My favourite author of all time is Isobelle Carmody. If you know me, you've probably heard me mention her once or twice.
Recently I had the absolute delight of attending a full-day course presented by Isobelle. It was fabulous. So fabulous, in fact, that I completely forgot to take any photos, which often happens when I go into fan mode.
But, truely, it was one of the most inspirational and insightful writing courses I have ever been on, and I learnt things I have never come across in the hundreds of writing books, blogs and articles I've devoured over the years.
Because Isobelle asked the class to do something no other writing instructor has ever asked of me before.
And that was to really think about, discover and nail down my big questions.
What is it about the world you are trying to make sense of? What questions drive you to find answers? What are the things that make you wonder with deep intensity?
What are your big questions?
Do you question: why do people behave the way they do? Is there an afterlife? Can the environment be saved? Why are people cruel to animals? Will robots takeover? What is control? What is friendship? What is love?

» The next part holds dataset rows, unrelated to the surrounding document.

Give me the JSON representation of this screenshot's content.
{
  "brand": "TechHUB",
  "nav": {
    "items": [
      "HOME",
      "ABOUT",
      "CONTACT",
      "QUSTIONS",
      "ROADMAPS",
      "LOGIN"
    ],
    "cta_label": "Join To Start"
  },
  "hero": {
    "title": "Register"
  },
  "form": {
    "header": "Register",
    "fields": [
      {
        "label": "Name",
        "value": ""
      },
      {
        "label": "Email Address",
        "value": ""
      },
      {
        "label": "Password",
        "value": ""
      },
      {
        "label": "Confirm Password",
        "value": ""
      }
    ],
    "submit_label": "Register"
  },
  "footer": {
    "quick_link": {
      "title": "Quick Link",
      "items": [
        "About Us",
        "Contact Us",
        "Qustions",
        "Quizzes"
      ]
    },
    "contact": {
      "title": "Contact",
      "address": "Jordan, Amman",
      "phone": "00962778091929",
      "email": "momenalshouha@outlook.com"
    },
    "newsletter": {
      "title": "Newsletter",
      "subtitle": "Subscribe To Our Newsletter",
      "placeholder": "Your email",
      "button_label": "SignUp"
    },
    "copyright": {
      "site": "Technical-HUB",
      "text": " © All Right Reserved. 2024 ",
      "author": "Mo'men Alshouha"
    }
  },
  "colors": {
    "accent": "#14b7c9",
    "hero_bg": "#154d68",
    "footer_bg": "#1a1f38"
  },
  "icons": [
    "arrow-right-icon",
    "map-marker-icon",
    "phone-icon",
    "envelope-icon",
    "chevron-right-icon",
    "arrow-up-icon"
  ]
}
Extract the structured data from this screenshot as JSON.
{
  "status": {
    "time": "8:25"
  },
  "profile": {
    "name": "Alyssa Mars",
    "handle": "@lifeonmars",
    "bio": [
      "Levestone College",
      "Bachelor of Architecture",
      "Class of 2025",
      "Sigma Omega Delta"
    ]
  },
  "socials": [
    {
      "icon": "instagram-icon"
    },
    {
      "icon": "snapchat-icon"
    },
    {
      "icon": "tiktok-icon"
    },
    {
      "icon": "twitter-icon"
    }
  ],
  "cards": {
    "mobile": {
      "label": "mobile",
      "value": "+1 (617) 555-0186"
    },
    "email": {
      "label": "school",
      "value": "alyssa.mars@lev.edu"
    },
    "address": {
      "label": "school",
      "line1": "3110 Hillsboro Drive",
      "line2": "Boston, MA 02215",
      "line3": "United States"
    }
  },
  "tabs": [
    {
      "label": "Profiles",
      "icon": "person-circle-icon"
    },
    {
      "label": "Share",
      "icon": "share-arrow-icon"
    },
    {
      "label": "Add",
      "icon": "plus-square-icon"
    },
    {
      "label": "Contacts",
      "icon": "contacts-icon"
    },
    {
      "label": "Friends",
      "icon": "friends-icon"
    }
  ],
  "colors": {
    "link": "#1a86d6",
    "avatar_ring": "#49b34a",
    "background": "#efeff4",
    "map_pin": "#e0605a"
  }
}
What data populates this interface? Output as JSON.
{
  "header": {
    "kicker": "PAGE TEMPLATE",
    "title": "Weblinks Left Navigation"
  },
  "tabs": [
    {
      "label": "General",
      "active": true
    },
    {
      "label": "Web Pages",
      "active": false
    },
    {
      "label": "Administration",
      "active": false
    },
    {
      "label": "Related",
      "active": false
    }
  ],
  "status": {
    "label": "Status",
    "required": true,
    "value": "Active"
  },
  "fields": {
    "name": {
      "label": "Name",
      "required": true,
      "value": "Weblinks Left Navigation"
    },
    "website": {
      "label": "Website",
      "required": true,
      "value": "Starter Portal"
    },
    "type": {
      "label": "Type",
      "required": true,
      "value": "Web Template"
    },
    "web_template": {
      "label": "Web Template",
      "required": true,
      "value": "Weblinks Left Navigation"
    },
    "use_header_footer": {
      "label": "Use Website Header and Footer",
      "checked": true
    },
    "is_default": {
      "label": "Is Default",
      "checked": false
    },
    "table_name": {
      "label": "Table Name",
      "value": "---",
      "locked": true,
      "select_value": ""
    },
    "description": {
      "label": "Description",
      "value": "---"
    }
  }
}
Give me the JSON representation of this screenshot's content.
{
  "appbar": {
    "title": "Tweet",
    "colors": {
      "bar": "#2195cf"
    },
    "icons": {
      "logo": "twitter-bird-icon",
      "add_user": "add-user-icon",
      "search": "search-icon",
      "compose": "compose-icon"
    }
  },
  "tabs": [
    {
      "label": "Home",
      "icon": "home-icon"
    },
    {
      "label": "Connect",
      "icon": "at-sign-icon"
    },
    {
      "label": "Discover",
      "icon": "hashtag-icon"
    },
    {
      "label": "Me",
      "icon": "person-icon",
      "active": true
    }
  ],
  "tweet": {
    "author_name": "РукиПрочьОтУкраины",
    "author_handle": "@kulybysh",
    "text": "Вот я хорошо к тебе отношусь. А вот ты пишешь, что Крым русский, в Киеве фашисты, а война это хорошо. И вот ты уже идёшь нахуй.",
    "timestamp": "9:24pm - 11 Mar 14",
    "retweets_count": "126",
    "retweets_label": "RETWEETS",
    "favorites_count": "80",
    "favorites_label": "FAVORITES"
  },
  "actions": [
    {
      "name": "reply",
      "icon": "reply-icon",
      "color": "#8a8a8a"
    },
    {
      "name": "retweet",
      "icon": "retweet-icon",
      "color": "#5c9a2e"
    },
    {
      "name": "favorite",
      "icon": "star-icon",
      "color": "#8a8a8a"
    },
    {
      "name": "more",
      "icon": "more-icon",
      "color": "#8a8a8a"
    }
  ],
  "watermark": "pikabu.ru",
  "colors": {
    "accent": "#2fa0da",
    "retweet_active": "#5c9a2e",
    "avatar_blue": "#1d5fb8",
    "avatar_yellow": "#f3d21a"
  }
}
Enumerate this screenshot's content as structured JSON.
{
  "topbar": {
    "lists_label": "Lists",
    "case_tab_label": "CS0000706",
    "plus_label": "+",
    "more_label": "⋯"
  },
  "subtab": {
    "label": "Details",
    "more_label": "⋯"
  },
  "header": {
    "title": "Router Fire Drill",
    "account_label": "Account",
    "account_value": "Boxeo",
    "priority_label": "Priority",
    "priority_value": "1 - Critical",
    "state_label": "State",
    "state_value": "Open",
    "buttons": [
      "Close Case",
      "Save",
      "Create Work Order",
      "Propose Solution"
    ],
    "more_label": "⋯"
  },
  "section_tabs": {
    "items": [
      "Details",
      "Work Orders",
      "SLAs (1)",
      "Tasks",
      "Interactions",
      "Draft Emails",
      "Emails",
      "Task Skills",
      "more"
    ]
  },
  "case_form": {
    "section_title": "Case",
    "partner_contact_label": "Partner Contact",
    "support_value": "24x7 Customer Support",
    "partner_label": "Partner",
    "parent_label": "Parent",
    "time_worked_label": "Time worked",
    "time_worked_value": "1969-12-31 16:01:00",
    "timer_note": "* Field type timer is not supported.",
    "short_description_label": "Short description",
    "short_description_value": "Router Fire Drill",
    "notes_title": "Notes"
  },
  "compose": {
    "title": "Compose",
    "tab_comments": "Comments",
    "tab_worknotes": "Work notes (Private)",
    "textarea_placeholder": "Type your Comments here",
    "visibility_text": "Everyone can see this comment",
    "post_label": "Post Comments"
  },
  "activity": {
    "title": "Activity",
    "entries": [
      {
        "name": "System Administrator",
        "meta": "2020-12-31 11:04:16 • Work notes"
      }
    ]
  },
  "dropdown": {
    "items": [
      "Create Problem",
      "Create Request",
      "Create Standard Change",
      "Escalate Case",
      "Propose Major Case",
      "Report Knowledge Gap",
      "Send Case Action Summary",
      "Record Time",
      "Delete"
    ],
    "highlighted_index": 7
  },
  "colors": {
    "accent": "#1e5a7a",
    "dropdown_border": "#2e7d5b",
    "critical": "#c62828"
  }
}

If you think about it, and I mean really think about it, it won't take long to figure out what YOUR questions are, because it's likely you'll realise they appear throughout your works and works-in-progress, lying beneath the surface of story but never actually mentioned or discussed.
And this is good. It means you're writing inwardly. That your heart and soul is in your work.
Isobelle recommends we don't just write what we know, but rather we write our question and examine it through story. Not necessarily in an obvious way, with the plot tied specifically to your questions, but in a subtle way that explores the themes and ideas you are passionate about from different angles and through different characters.
When we do this, we take our readers on a journey filled with emotion, rawness and truth, because, well, our hearts are truely in it. When we write this way, we care deeply about the themes at the core of our stories. And when we care, readers care. They feel connected to us, our stories and our characters.
Why not have a go. Think about the questions that drive you and how you can explore them through your work.
And if you ever get the chance to attend an Isobelle Carmody workshop or class, I highly highly recommend that you do. Her classes are a most brilliant journey.
Note: I attended 'The Journey with Isobelle Carmody' at the ACT Writers Centre.